31 La construction harmonique derrière ces motif ; est toujours une grille d’accords courante, en carrures de quatre mesures. Dans le tout dernier exemple ci-dessus, la basse (doublée dans le médium par un son synthétique qui masque quelque peu les cordes) progresse par un mouvement conjoint ascendant, également sur une quarte (le même tétracorde utilisé dans le motif).

32 On pourrait également faire un parallèle avec d’autres musiques de films, notamment les deux derniers Batman de Hans Zimmer qui font un usage abondant de la tonalité de ré mineur et de cordes jouées spiccato.

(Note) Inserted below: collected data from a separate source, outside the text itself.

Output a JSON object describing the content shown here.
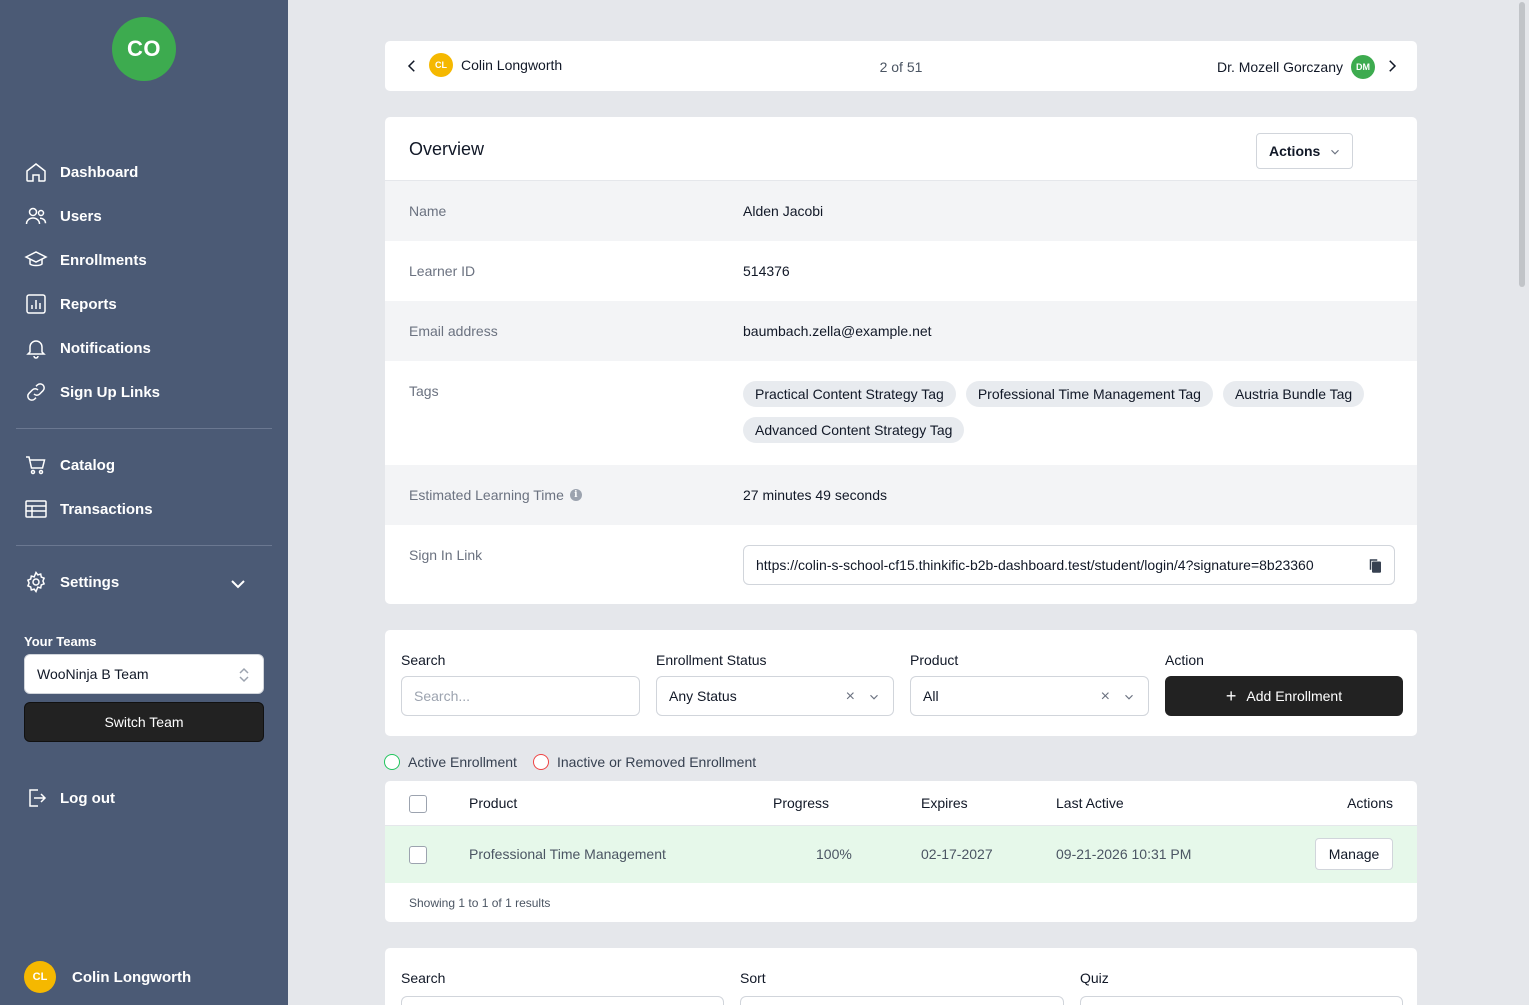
{
  "sidebar": {
    "logo_text": "CO",
    "nav": [
      {
        "label": "Dashboard",
        "icon": "home-icon"
      },
      {
        "label": "Users",
        "icon": "users-icon"
      },
      {
        "label": "Enrollments",
        "icon": "graduation-cap-icon"
      },
      {
        "label": "Reports",
        "icon": "bar-chart-icon"
      },
      {
        "label": "Notifications",
        "icon": "bell-icon"
      },
      {
        "label": "Sign Up Links",
        "icon": "link-icon"
      }
    ],
    "nav2": [
      {
        "label": "Catalog",
        "icon": "cart-icon"
      },
      {
        "label": "Transactions",
        "icon": "table-icon"
      }
    ],
    "settings_label": "Settings",
    "teams_label": "Your Teams",
    "team_selected": "WooNinja B Team",
    "switch_team_label": "Switch Team",
    "logout_label": "Log out",
    "user": {
      "initials": "CL",
      "name": "Colin Longworth"
    }
  },
  "topnav": {
    "prev_user": {
      "initials": "CL",
      "name": "Colin Longworth"
    },
    "counter": "2 of 51",
    "next_user": {
      "initials": "DM",
      "name": "Dr. Mozell Gorczany"
    }
  },
  "overview": {
    "title": "Overview",
    "actions_label": "Actions",
    "name_label": "Name",
    "name_value": "Alden Jacobi",
    "learner_id_label": "Learner ID",
    "learner_id_value": "514376",
    "email_label": "Email address",
    "email_value": "baumbach.zella@example.net",
    "tags_label": "Tags",
    "tags": [
      "Practical Content Strategy Tag",
      "Professional Time Management Tag",
      "Austria Bundle Tag",
      "Advanced Content Strategy Tag"
    ],
    "elt_label": "Estimated Learning Time",
    "elt_value": "27 minutes 49 seconds",
    "signin_label": "Sign In Link",
    "signin_value": "https://colin-s-school-cf15.thinkific-b2b-dashboard.test/student/login/4?signature=8b23360"
  },
  "filters": {
    "search_label": "Search",
    "search_placeholder": "Search...",
    "status_label": "Enrollment Status",
    "status_value": "Any Status",
    "product_label": "Product",
    "product_value": "All",
    "action_label": "Action",
    "add_label": "Add Enrollment"
  },
  "legend": {
    "active": "Active Enrollment",
    "inactive": "Inactive or Removed Enrollment"
  },
  "table": {
    "headers": {
      "product": "Product",
      "progress": "Progress",
      "expires": "Expires",
      "last_active": "Last Active",
      "actions": "Actions"
    },
    "rows": [
      {
        "product": "Professional Time Management",
        "progress": "100%",
        "expires": "02-17-2027",
        "last_active": "09-21-2026 10:31 PM",
        "action": "Manage"
      }
    ],
    "footer": "Showing 1 to 1 of 1 results"
  },
  "quiz_filters": {
    "search_label": "Search",
    "sort_label": "Sort",
    "quiz_label": "Quiz"
  },
  "colors": {
    "sidebar": "#4b5a75",
    "logo": "#3dab4f",
    "avatar_cl": "#f5b800",
    "avatar_dm": "#3dab4f",
    "active_row": "#e6f8ea"
  }
}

Peut-être n’est-il pas anodin que le Captain Jack Harkness, le Docteur et l’homme chauve-souris soient tous trois des héros solitaires dotés d’une dimension sombre ?

 Des descentes expressives

33 Le goût de Murray Gold pour les mouvements conjoints étendus sur une quarte ne se limite pas aux éléments motoriques ; les descentes conjointes sont également utilisées pour leur expressivité.

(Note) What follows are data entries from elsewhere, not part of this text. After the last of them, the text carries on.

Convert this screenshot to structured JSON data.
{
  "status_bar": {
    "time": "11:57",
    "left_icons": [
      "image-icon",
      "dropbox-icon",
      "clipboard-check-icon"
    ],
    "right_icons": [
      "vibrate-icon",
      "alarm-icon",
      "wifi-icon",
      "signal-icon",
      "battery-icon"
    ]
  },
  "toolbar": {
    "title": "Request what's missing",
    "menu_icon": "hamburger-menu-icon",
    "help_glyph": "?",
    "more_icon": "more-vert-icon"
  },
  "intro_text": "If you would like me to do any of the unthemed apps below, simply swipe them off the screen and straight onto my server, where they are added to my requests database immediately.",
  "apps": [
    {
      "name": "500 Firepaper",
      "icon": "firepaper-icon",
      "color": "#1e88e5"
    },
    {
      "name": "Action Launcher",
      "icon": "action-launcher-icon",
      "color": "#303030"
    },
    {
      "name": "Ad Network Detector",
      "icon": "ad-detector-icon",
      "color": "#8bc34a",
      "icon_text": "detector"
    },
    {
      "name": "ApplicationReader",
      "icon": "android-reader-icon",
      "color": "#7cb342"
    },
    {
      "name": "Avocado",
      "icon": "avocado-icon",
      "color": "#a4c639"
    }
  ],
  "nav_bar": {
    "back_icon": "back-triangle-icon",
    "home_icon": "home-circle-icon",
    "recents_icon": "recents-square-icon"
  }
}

34 Je parlais plus haut de l’épisode The Eleventh Hour ; à la fin de l’épisode, lorsque le personnage d’Amy Pond découvre le Tardis, on peut entendre cette musique très réussie, à la fois envoûtante et expressive avec ses descentes de longueurs et de rythmes variables, jouée au piano :

MP3 - 1.7 Mo

35 Au bout de quelques mesures, le motif se calme et se stabilise sur un intervalle de quarte :

MP3 - 733.1 ko

36 Ce motif évoque irrésistiblement le thème dit « de Owen Harper », dans Torchwood. Dans l’extrait suivant on peut l’entendre, lui aussi au piano, puis à l’orchestre, où il est accompagné du motif précédemment cité (cette fois en ré mineur et à l’octave supérieure) :

MP3 - 4.1 Mo

37 Voici ce « thème d’Owen Harper » ; comme vous pouvez le voir il est simplement constitué de motifs descendants conjoints sur une quarte, avec une progression harmonique toute simple. Là encore, nous sommes en ré mineur.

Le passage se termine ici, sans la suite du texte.